Anne Crawford and Patricia Roc in Millions Like Us (1943)
While the films mentioned in the previous section all featured female roles, they were essentially second-string. By contrast, the three titles discussed here, all from 1943, were made primarily to showcase the role of women during the war. The first, The Gentle Sex, was directed by the actor Leslie Howard, who narrates but does not appear on screen. There are seven main characters, all women undergoing basic training for the Auxiliary Territorial Service (ATS). Little happens beyond this, but dramatic interest and tension are maintained through the diversity of their various backgrounds and experiences, with the working class characters tending to fare better in the face of adversity.
Howard is also credited as producer of The Lamp Still Burns, though he died before it went into production, with the veteran Maurice Elvey taking over direction. Although made with the co-operation of the Ministry of Health, in the event it painted such a grim picture of the plight of nurses in British hospitals (the war is barely touched upon, though there is one scene of an operation being carried out during an air raid) that its value as propaganda is somewhat suspect, unless the target audience was expected to be as self-sacrificing as Hilary (Rosamund John), who abandons her promising architectural career in favour of nursing. But the film is historically fascinating, particularly for what we now know was a snapshot of British hospital practices only a few years before the founding of the National Health Service in 1948. Two scenes are particularly telling: one where nurses discuss what sacrifices they have had to make in order to pursue their career, and the climactic showdown where Hilary turns a disciplinary hearing into an impassioned plea for reform (and it's tempting to assume that Ministry officials had a hand in the somewhat defensive list of government initiatives discussed after her tirade).
Comfortably the best film of this trio is Millions Like Us, the joint directorial debuts of Frank Launder and Sidney Gilliat, two hugely experienced screenwriters who had tended to specialise in light entertainment.

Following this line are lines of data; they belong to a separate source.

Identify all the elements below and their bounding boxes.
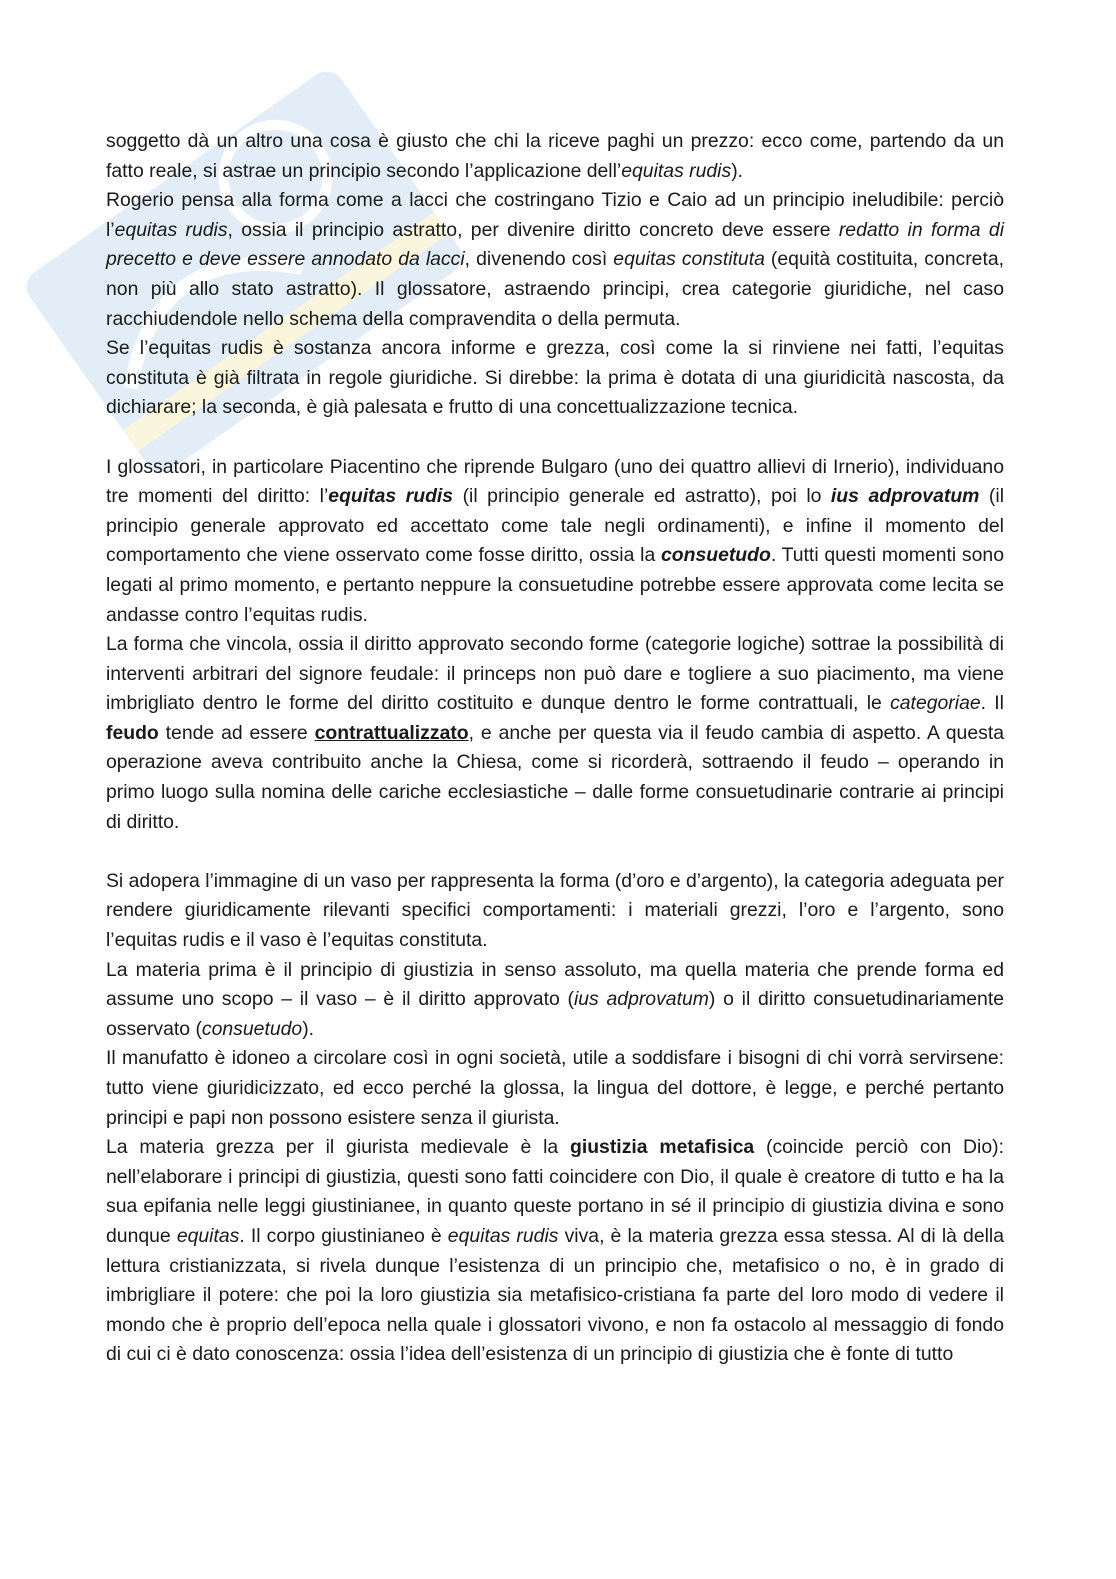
emphasized-text: feudo	[106, 721, 159, 744]
text-run: viva, è la materia grezza essa stessa. Al di là della lettura cristianizzata, si rivela dunque l’esistenza di un principio che, metafisico o no, è in grado di imbrigliare il potere: che poi la loro giustizia sia metafisico-cristiana fa parte del loro modo di vedere il mondo che è proprio dell’epoca nella quale i glossatori vivono, e non fa ostacolo al messaggio di fondo di cui ci è dato conoscenza: ossia l’idea dell’esistenza di un principio di giustizia che è fonte di tutto	[106, 1224, 1010, 1366]
text-run: ).	[302, 1017, 315, 1040]
document-page	[106, 127, 1010, 1370]
emphasized-text: giustizia metafisica	[569, 1136, 755, 1159]
text-run: ).	[731, 159, 744, 182]
text-run: (il principio generale ed astratto), poi lo	[453, 485, 831, 508]
text-run: (il principio generale approvato ed accettato come tale negli ordinamenti), e infine il momento del comportamento che viene osservato come fosse diritto, ossia la	[106, 485, 1010, 567]
text-run: , divenendo così	[464, 248, 614, 271]
paragraph	[106, 867, 1010, 956]
text-run: , e anche per questa via il feudo cambia di aspetto. A questa operazione aveva contribuito anche la Chiesa, come si ricorderà, sottraendo il feudo – operando in primo luogo sulla nomina delle cariche ecclesiastiche – dalle forme consuetudinarie contrarie ai principi di diritto.	[106, 721, 1010, 833]
emphasized-text: consuetudo	[201, 1017, 303, 1040]
text-run: La forma che vincola, ossia il diritto approvato secondo forme (categorie logiche) sottrae la possibilità di interventi arbitrari del signore feudale: il princeps non può dare e togliere a suo piacimento, ma viene imbrigliato dentro le forme del diritto costituito e dunque dentro le forme contrattuali, le	[106, 633, 1010, 715]
paragraph	[106, 186, 1010, 334]
text-run: soggetto dà un altro una cosa è giusto che chi la riceve paghi un prezzo: ecco come, partendo da un fatto reale, si astrae un principio secondo l’applicazione dell’	[106, 130, 1010, 182]
text-run: tende ad essere	[158, 721, 315, 744]
text-run: Il manufatto è idoneo a circolare così in ogni società, utile a soddisfare i bisogni di chi vorrà servirsene: tutto viene giuridicizzato, ed ecco perché la glossa, la lingua del dottore, è legge, e perché pertanto principi e papi non possono esistere senza il giurista.	[106, 1047, 1010, 1129]
text-run: . Il corpo giustinianeo è	[239, 1224, 448, 1247]
paragraph	[106, 453, 1010, 631]
text-run: I glossatori, in particolare Piacentino che riprende Bulgaro (uno dei quattro allievi di Irnerio), individuano tre momenti del diritto: l’	[106, 455, 1010, 508]
emphasized-text: ius adprovatum	[573, 988, 709, 1011]
text-run: Rogerio pensa alla forma come a lacci che costringano Tizio e Caio ad un principio ineludibile: perciò l’	[106, 189, 1010, 241]
emphasized-text: consuetudo	[660, 544, 771, 567]
paragraph	[106, 334, 1010, 423]
text-run: , ossia il principio astratto, per divenire diritto concreto deve essere	[227, 218, 839, 241]
emphasized-text: equitas rudis	[447, 1224, 559, 1247]
text-run: Si adopera l’immagine di un vaso per rappresenta la forma (d’oro e d’argento), la categoria adeguata per rendere giuridicamente rilevanti specifici comportamenti: i materiali grezzi, l’oro e l’argento, sono l’equitas rudis e il vaso è l’equitas constituta.	[106, 869, 1010, 952]
paragraph	[106, 1133, 1010, 1370]
emphasized-text: equitas rudis	[114, 218, 228, 241]
paragraph	[106, 956, 1010, 1045]
text-run: (equità costituita, concreta, non più allo stato astratto). Il glossatore, astraendo principi, crea categorie giuridiche, nel caso racchiudendole nello schema della compravendita o della permuta.	[106, 248, 1010, 330]
paragraph	[106, 630, 1010, 837]
emphasized-text: categoriae	[890, 692, 981, 715]
text-run: La materia prima è il principio di giustizia in senso assoluto, ma quella materia che prende forma ed assume uno scopo – il vaso – è il diritto approvato (	[106, 958, 1010, 1011]
paragraph	[106, 127, 1010, 186]
emphasized-text: equitas rudis	[328, 485, 454, 508]
emphasized-text: equitas rudis	[621, 159, 732, 182]
text-run: ) o il diritto consuetudinariamente osservato (	[106, 988, 1010, 1040]
emphasized-text: equitas	[176, 1224, 240, 1247]
paragraph	[106, 1044, 1010, 1133]
emphasized-text: contrattualizzato	[314, 721, 469, 744]
text-run: Se l’equitas rudis è sostanza ancora informe e grezza, così come la si rinviene nei fatti, l’equitas constituta è già filtrata in regole giuridiche. Si direbbe: la prima è dotata di una giuridicità nascosta, da dichiarare; la seconda, è già palesata e frutto di una concettualizzazione tecnica.	[106, 337, 1010, 419]
text-run: (coincide perciò con Dio): nell’elaborare i principi di giustizia, questi sono fatti coincidere con Dio, il quale è creatore di tutto e ha la sua epifania nelle leggi giustinianee, in quanto queste portano in sé il principio di giustizia divina e sono dunque	[106, 1136, 1010, 1247]
emphasized-text: equitas constituta	[613, 248, 765, 271]
text-run: . Il	[980, 692, 1010, 715]
text-run: La materia grezza per il giurista medievale è la	[106, 1136, 570, 1159]
emphasized-text: redatto in forma di precetto e deve essere annodato da lacci	[106, 218, 1010, 271]
emphasized-text: ius adprovatum	[830, 485, 980, 508]
text-run: . Tutti questi momenti sono legati al primo momento, e pertanto neppure la consuetudine potrebbe essere approvata come lecita se andasse contro l’equitas rudis.	[106, 544, 1010, 626]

This film, though, was wholly serious, showing how the various members of a typical British family could contribute to the war effort: father in the Home Guard, older sister in the WAAF (Women's Auxiliary Air Force), younger sister Celia (Patricia Roc) in an aircraft components factory. Much of the film follows Celia from her initial tentative trip to the Ministry of Labour offices to her first shifts on the factory floor to a brief, doomed romance with a young pilot.